Hierarchy guidance: run a 1:1.4 modular scale and reserve Literata for H1–H3 while Bad Script powers captions, body copy, and data tables.

Best-Fit Use Cases

  • High-growth SaaS landing pages that require ebook hero statements with trustworthy product copy.
  • Editorial magazines and thought-leadership hubs where Literata can dramatize pull quotes while Bad Script keeps 1,500-word essays skimmable.
  • Conversion funnels or onboarding flows that need Bad Script's casual voice to balance Literata's attention-grabbing display.

Accessibility Notes

Maintain a minimum 4.5:1 contrast ratio for Bad Script body copy and loosen letter-spacing to 0.01em for uppercase Literata moments. Pairing different categories demands disciplined color pairing—test both light and dark themes to ensure Bad Script does not bloom at small sizes.

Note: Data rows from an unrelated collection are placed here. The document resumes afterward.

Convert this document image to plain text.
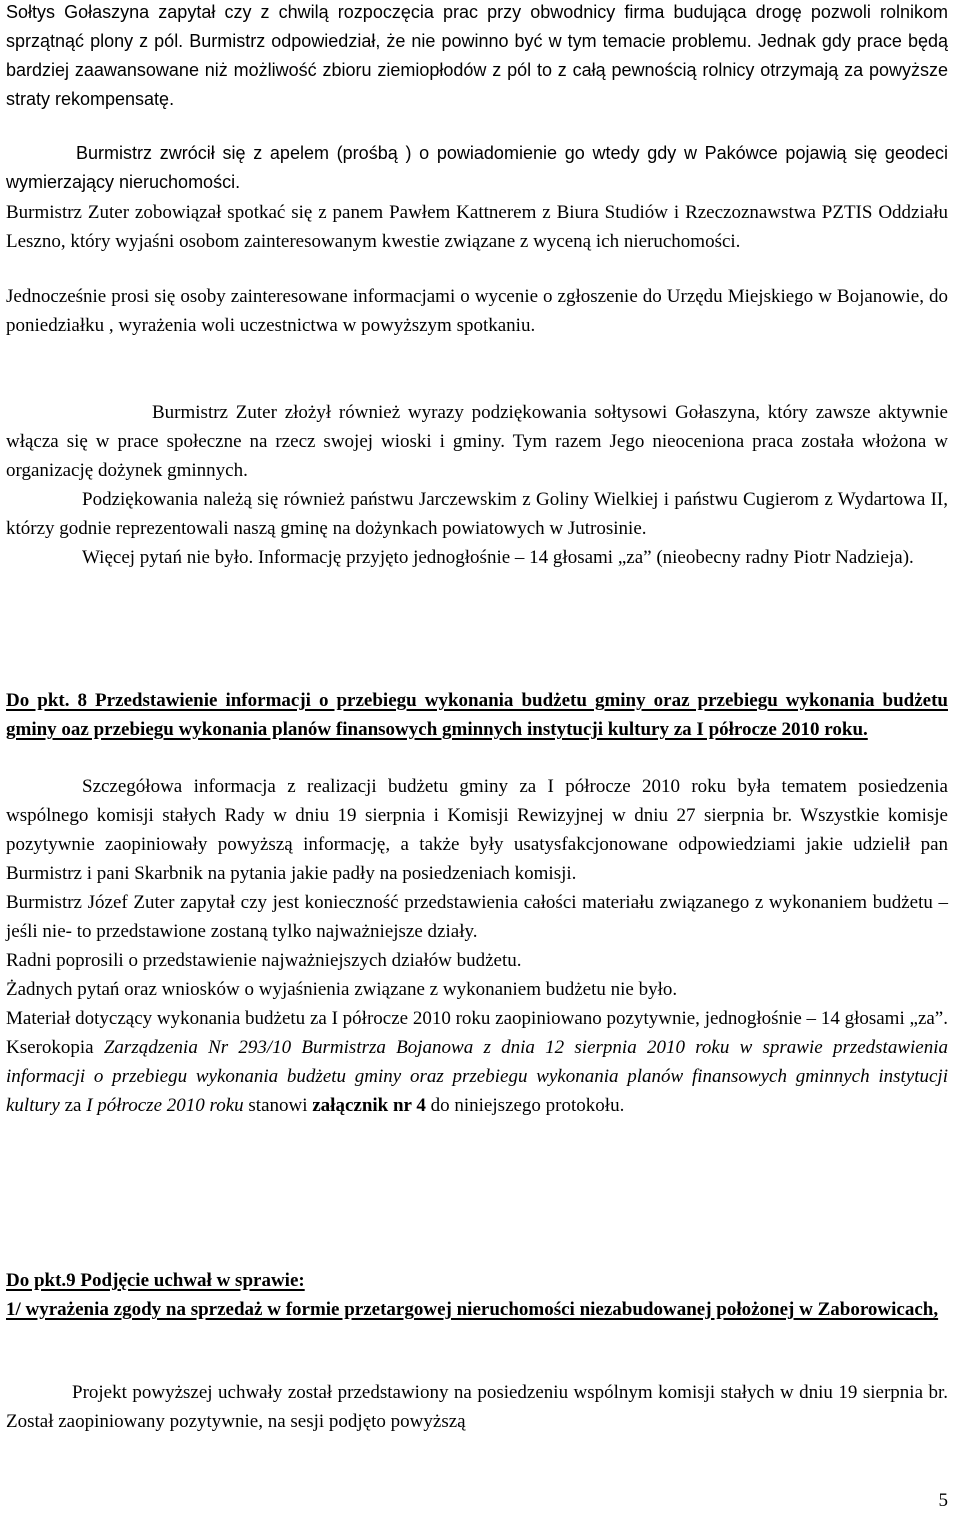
Sołtys Gołaszyna zapytał czy z chwilą rozpoczęcia prac przy obwodnicy firma budująca drogę pozwoli rolnikom sprzątnąć plony z pól. Burmistrz odpowiedział, że nie powinno być w tym temacie problemu. Jednak gdy prace będą bardziej zaawansowane niż możliwość zbioru ziemiopłodów z pól to z całą pewnością rolnicy otrzymają za powyższe straty rekompensatę.

Burmistrz zwrócił się z apelem (prośbą ) o powiadomienie go wtedy gdy w Pakówce pojawią się geodeci wymierzający nieruchomości.

Burmistrz Zuter zobowiązał spotkać się z panem Pawłem Kattnerem z Biura Studiów i Rzeczoznawstwa PZTIS Oddziału Leszno, który wyjaśni osobom zainteresowanym kwestie związane z wyceną ich nieruchomości.

Jednocześnie prosi się osoby zainteresowane informacjami o wycenie o zgłoszenie do Urzędu Miejskiego w Bojanowie, do poniedziałku , wyrażenia woli uczestnictwa w powyższym spotkaniu.

Burmistrz Zuter złożył również wyrazy podziękowania sołtysowi Gołaszyna, który zawsze aktywnie włącza się w prace społeczne na rzecz swojej wioski i gminy. Tym razem Jego nieoceniona praca została włożona w organizację dożynek gminnych.

Podziękowania należą się również państwu Jarczewskim z Goliny Wielkiej i państwu Cugierom z Wydartowa II, którzy godnie reprezentowali naszą gminę na dożynkach powiatowych w Jutrosinie.

Więcej pytań nie było. Informację przyjęto jednogłośnie – 14 głosami „za” (nieobecny radny Piotr Nadzieja).

Do pkt. 8 Przedstawienie informacji o przebiegu wykonania budżetu gminy oraz przebiegu wykonania budżetu gminy oaz przebiegu wykonania planów finansowych gminnych instytucji kultury za I półrocze 2010 roku.

Szczegółowa informacja z realizacji budżetu gminy za I półrocze 2010 roku była tematem posiedzenia wspólnego komisji stałych Rady w dniu 19 sierpnia i Komisji Rewizyjnej w dniu 27 sierpnia br. Wszystkie komisje pozytywnie zaopiniowały powyższą informację, a także były usatysfakcjonowane odpowiedziami jakie udzielił pan Burmistrz i pani Skarbnik na pytania jakie padły na posiedzeniach komisji.

Burmistrz Józef Zuter zapytał czy jest konieczność przedstawienia całości materiału związanego z wykonaniem budżetu – jeśli nie- to przedstawione zostaną tylko najważniejsze działy.

Radni poprosili o przedstawienie najważniejszych działów budżetu.

Żadnych pytań oraz wniosków o wyjaśnienia związane z wykonaniem budżetu nie było.

Materiał dotyczący wykonania budżetu za I półrocze 2010 roku zaopiniowano pozytywnie, jednogłośnie – 14 głosami „za”. Kserokopia Zarządzenia Nr 293/10 Burmistrza Bojanowa z dnia 12 sierpnia 2010 roku w sprawie przedstawienia informacji o przebiegu wykonania budżetu gminy oraz przebiegu wykonania planów finansowych gminnych instytucji kultury za I półrocze 2010 roku stanowi załącznik nr 4 do niniejszego protokołu.

Do pkt.9 Podjęcie uchwał w sprawie:

1/ wyrażenia zgody na sprzedaż w formie przetargowej nieruchomości niezabudowanej położonej w Zaborowicach,

Projekt powyższej uchwały został przedstawiony na posiedzeniu wspólnym komisji stałych w dniu 19 sierpnia br. Został zaopiniowany pozytywnie, na sesji podjęto powyższą

5
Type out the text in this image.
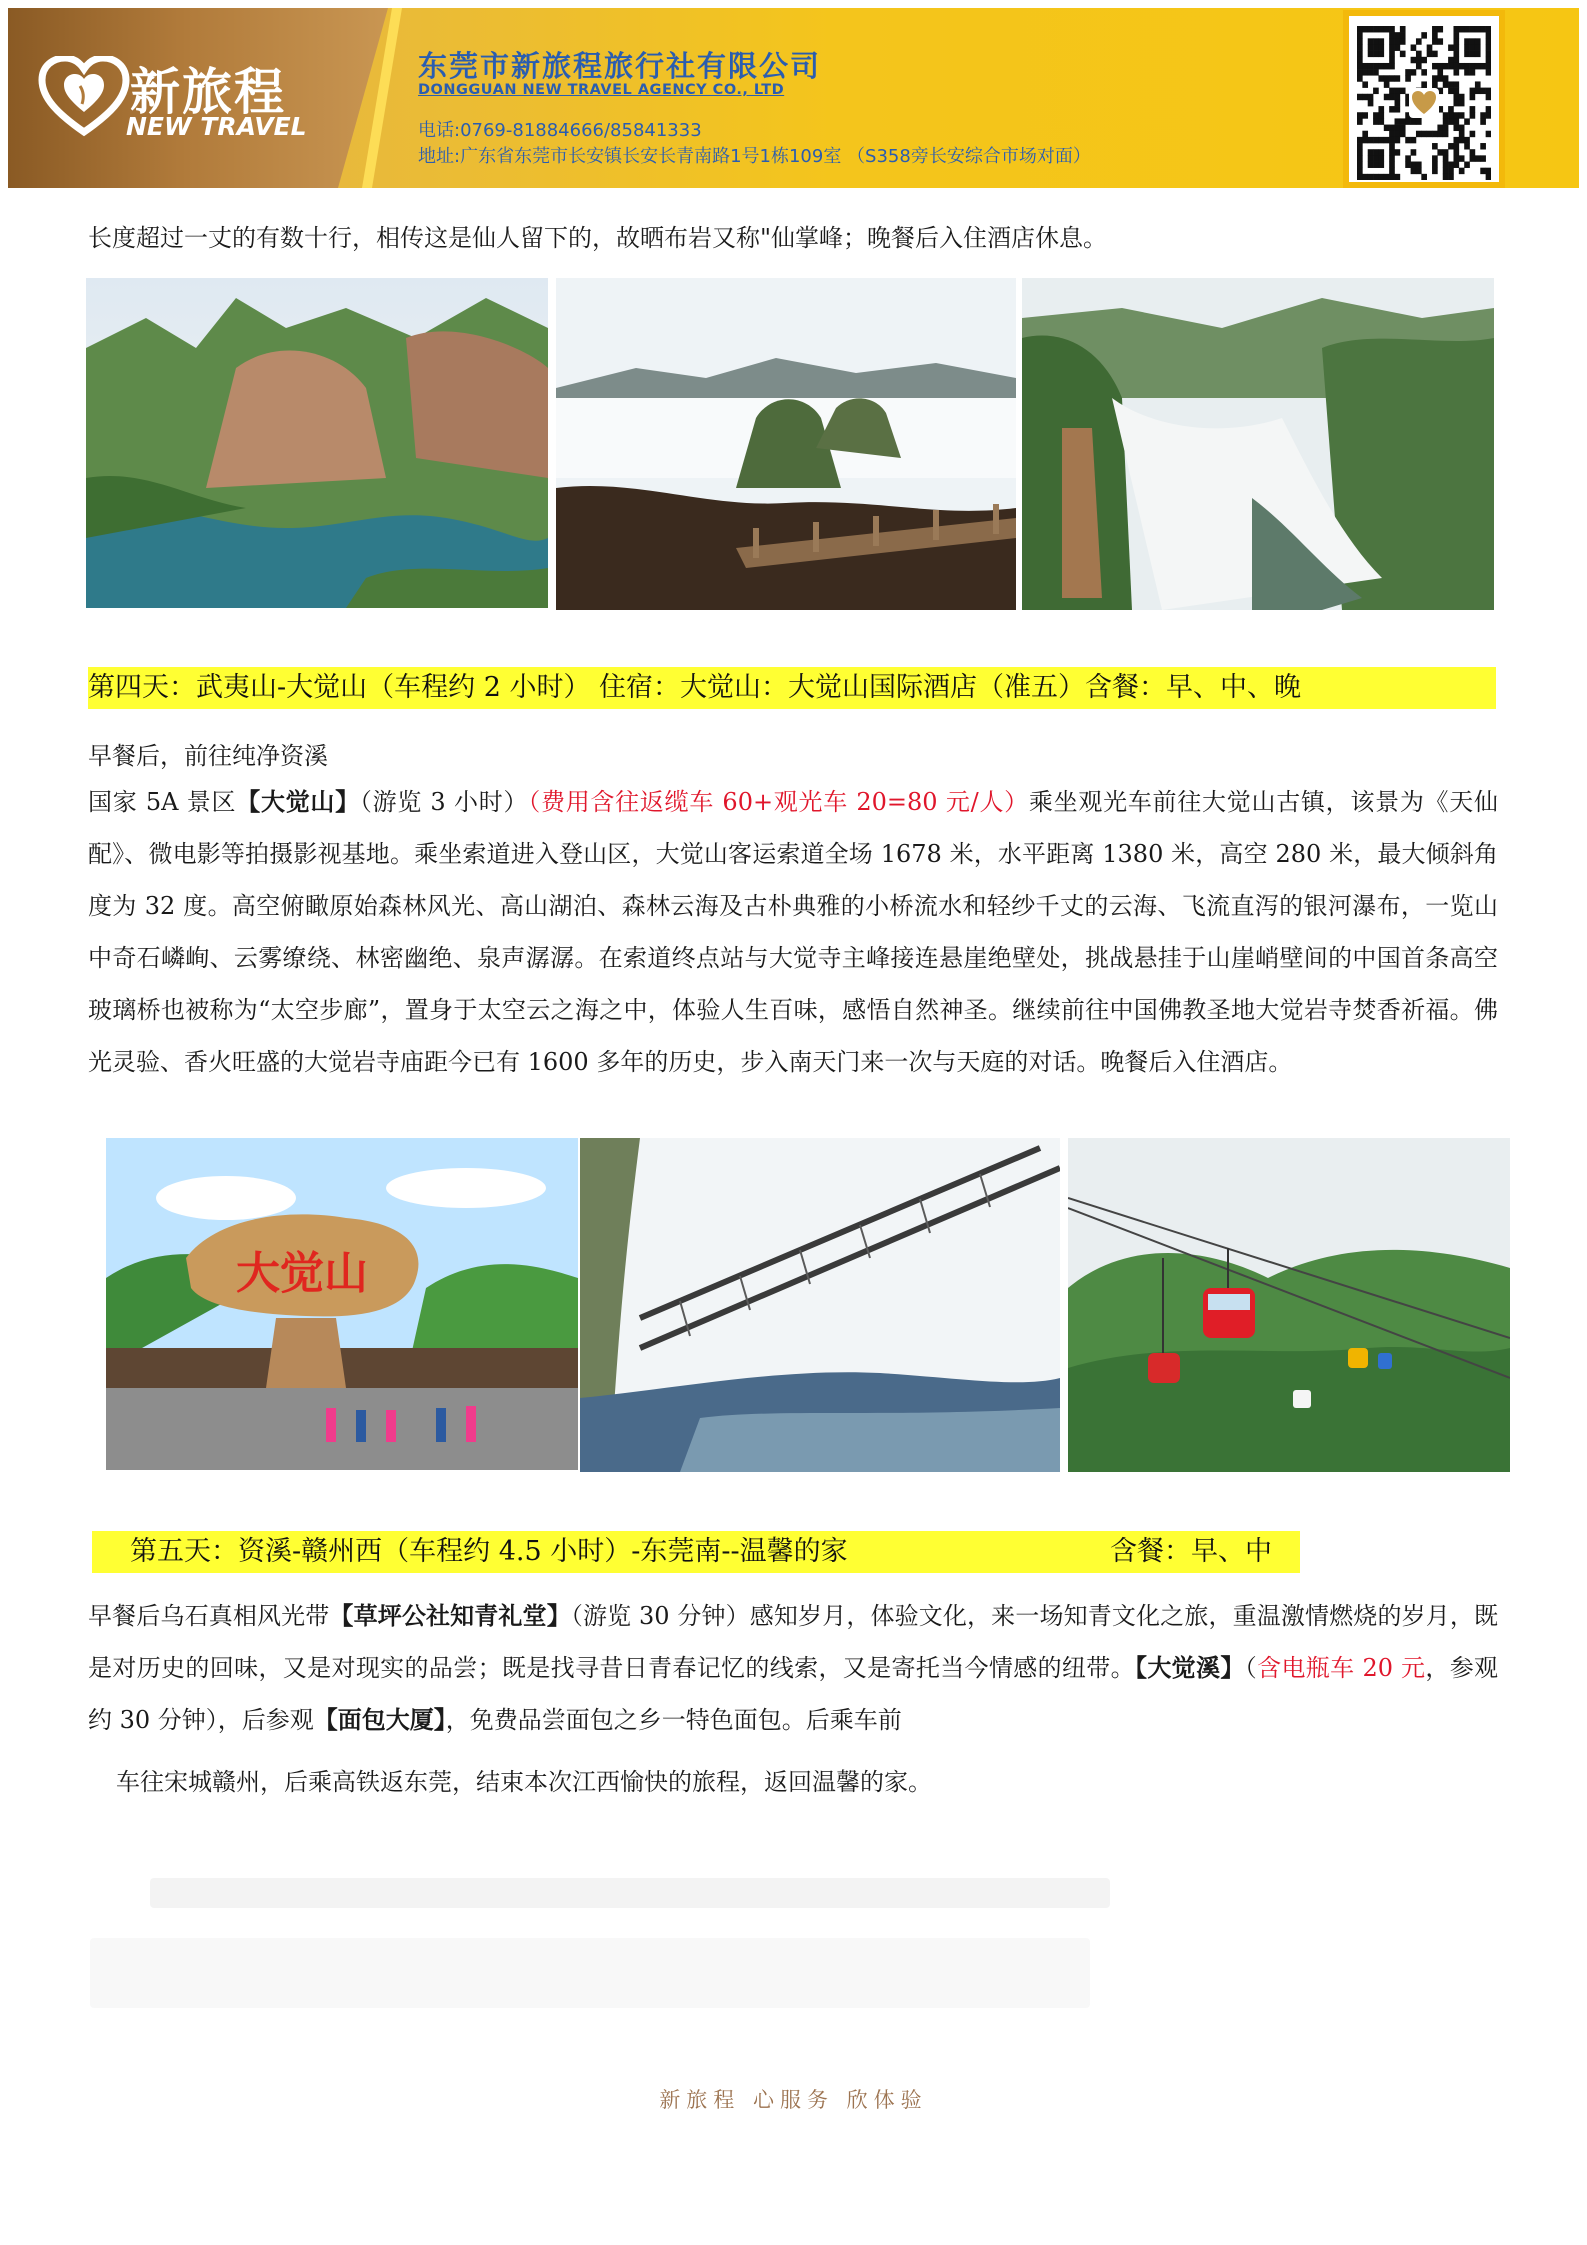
新旅程
NEW TRAVEL
东莞市新旅程旅行社有限公司
DONGGUAN NEW TRAVEL AGENCY CO., LTD
电话:0769-81884666/85841333
地址:广东省东莞市长安镇长安长青南路1号1栋109室 （S358旁长安综合市场对面）
长度超过一丈的有数十行，相传这是仙人留下的，故晒布岩又称"仙掌峰；晚餐后入住酒店休息。
第四天：武夷山-大觉山（车程约 2 小时） 住宿：大觉山：大觉山国际酒店（准五）含餐：早、中、晚
早餐后，前往纯净资溪
国家 5A 景区【大觉山】（游览 3 小时）（费用含往返缆车 60+观光车 20=80 元/人）乘坐观光车前往大觉山古镇，该景为《天仙配》、微电影等拍摄影视基地。乘坐索道进入登山区，大觉山客运索道全场 1678 米，水平距离 1380 米，高空 280 米，最大倾斜角度为 32 度。高空俯瞰原始森林风光、高山湖泊、森林云海及古朴典雅的小桥流水和轻纱千丈的云海、飞流直泻的银河瀑布，一览山中奇石嶙峋、云雾缭绕、林密幽绝、泉声潺潺。在索道终点站与大觉寺主峰接连悬崖绝壁处，挑战悬挂于山崖峭壁间的中国首条高空玻璃桥也被称为“太空步廊”，置身于太空云之海之中，体验人生百味，感悟自然神圣。继续前往中国佛教圣地大觉岩寺焚香祈福。佛光灵验、香火旺盛的大觉岩寺庙距今已有 1600 多年的历史，步入南天门来一次与天庭的对话。晚餐后入住酒店。
大觉山
第五天：资溪-赣州西（车程约 4.5 小时）-东莞南--温馨的家	含餐：早、中
早餐后乌石真相风光带【草坪公社知青礼堂】（游览 30 分钟）感知岁月，体验文化，来一场知青文化之旅，重温激情燃烧的岁月，既是对历史的回味，又是对现实的品尝；既是找寻昔日青春记忆的线索，又是寄托当今情感的纽带。【大觉溪】（含电瓶车 20 元，参观约 30 分钟），后参观【面包大厦】，免费品尝面包之乡一特色面包。后乘车前
车往宋城赣州，后乘高铁返东莞，结束本次江西愉快的旅程，返回温馨的家。
新旅程 心服务 欣体验
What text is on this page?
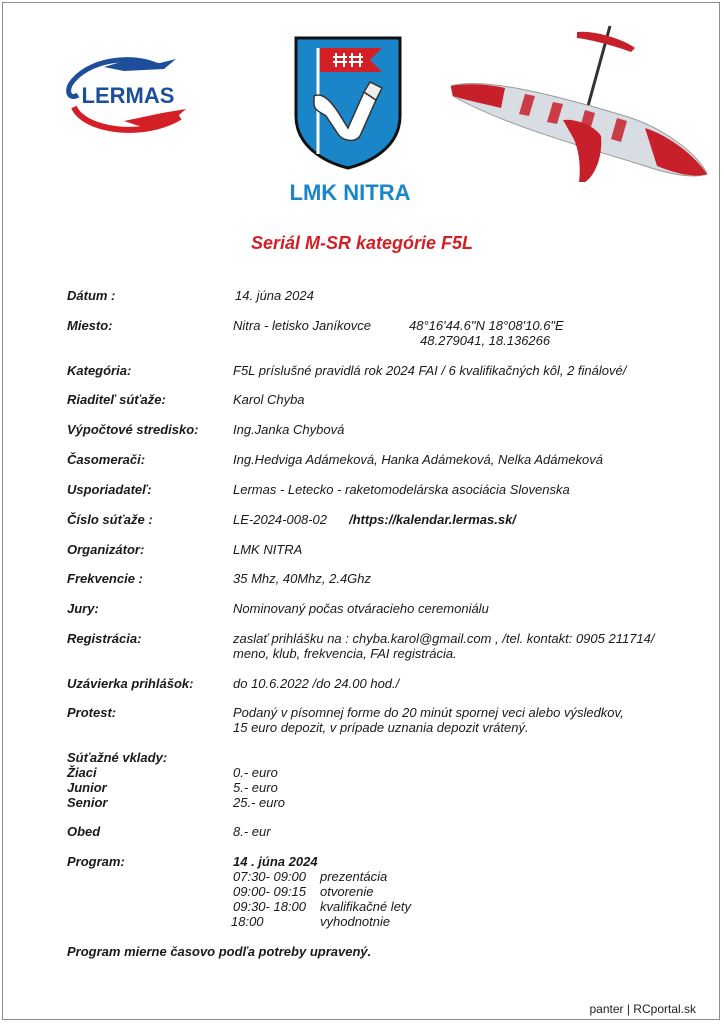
LERMAS
LMK NITRA
Seriál M-SR kategórie F5L
Dátum :	14. júna 2024
Miesto:	Nitra - letisko Janíkovce	48°16'44.6"N 18°08'10.6"E
48.279041, 18.136266
Kategória:	F5L príslušné pravidlá rok 2024 FAI / 6 kvalifikačných kôl, 2 finálové/
Riaditeľ súťaže:	Karol Chyba
Výpočtové stredisko:	Ing.Janka Chybová
Časomerači:	Ing.Hedviga Adámeková, Hanka Adámeková, Nelka Adámeková
Usporiadateľ:	Lermas - Letecko - raketomodelárska asociácia Slovenska
Číslo súťaže :	LE-2024-008-02 /https://kalendar.lermas.sk/
Organizátor:	LMK NITRA
Frekvencie :	35 Mhz, 40Mhz, 2.4Ghz
Jury:	Nominovaný počas otváracieho ceremoniálu
Registrácia:	zaslať prihlášku na : chyba.karol@gmail.com , /tel. kontakt: 0905 211714/
meno, klub, frekvencia, FAI registrácia.
Uzávierka prihlášok:	do 10.6.2022 /do 24.00 hod./
Protest:	Podaný v písomnej forme do 20 minút spornej veci alebo výsledkov,
15 euro depozit, v prípade uznania depozit vrátený.
Súťažné vklady:
Žiaci	0.- euro
Junior	5.- euro
Senior	25.- euro
Obed	8.- eur
Program:	14 . júna 2024
07:30- 09:00 prezentácia
09:00- 09:15 otvorenie
09:30- 18:00 kvalifikačné lety
18:00	vyhodnotnie
Program mierne časovo podľa potreby upravený.
panter | RCportal.sk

CSS Implementation Cheatsheet

:root {
  --tm-header-family: 'Literata', serif;
  --tm-body-family: 'Bad Script', handwriting;
  --tm-header-weight: 700;
  --tm-body-weight: 400;
  --tm-header-tracking: -0.01em;
  --tm-body-tracking: 0em;
}
Heading scale: clamp(2.75rem, 4.5vw, 5.25rem) for H1, clamp(1.5rem, 2.8vw, 3rem) for H2, and keep paragraph size at 1rem–1.125rem with 1.6 line-height.
Component guidance: Buttons inherit Literata at 700 for momentum, while forms, tables, and footnotes stay on Bad Script with 400 weight for predictable kerning.

FAQs

Why does Literata make sense as the lead font?

Literata owns the emotional register of this system. Its ebook, screen, reading profile helps anchor campaign creative, meaning marketing and product teams can reuse the same voice without reinventing the scale.

Where should Bad Script show up?

Bad Script is the workhorse. Keep it in paragraphs, long-form editorial, knowledge bases, or anywhere legibility is non-negotiable. Its casual, messy, handwritten qualities reduce fatigue on dense layouts.

Does this pairing support complex localization?

Yes—both families are available on Google Fonts with generous glyph coverage. Test cyrillic/latin accents early, but most Latin-based locales and UI patterns are fully supported.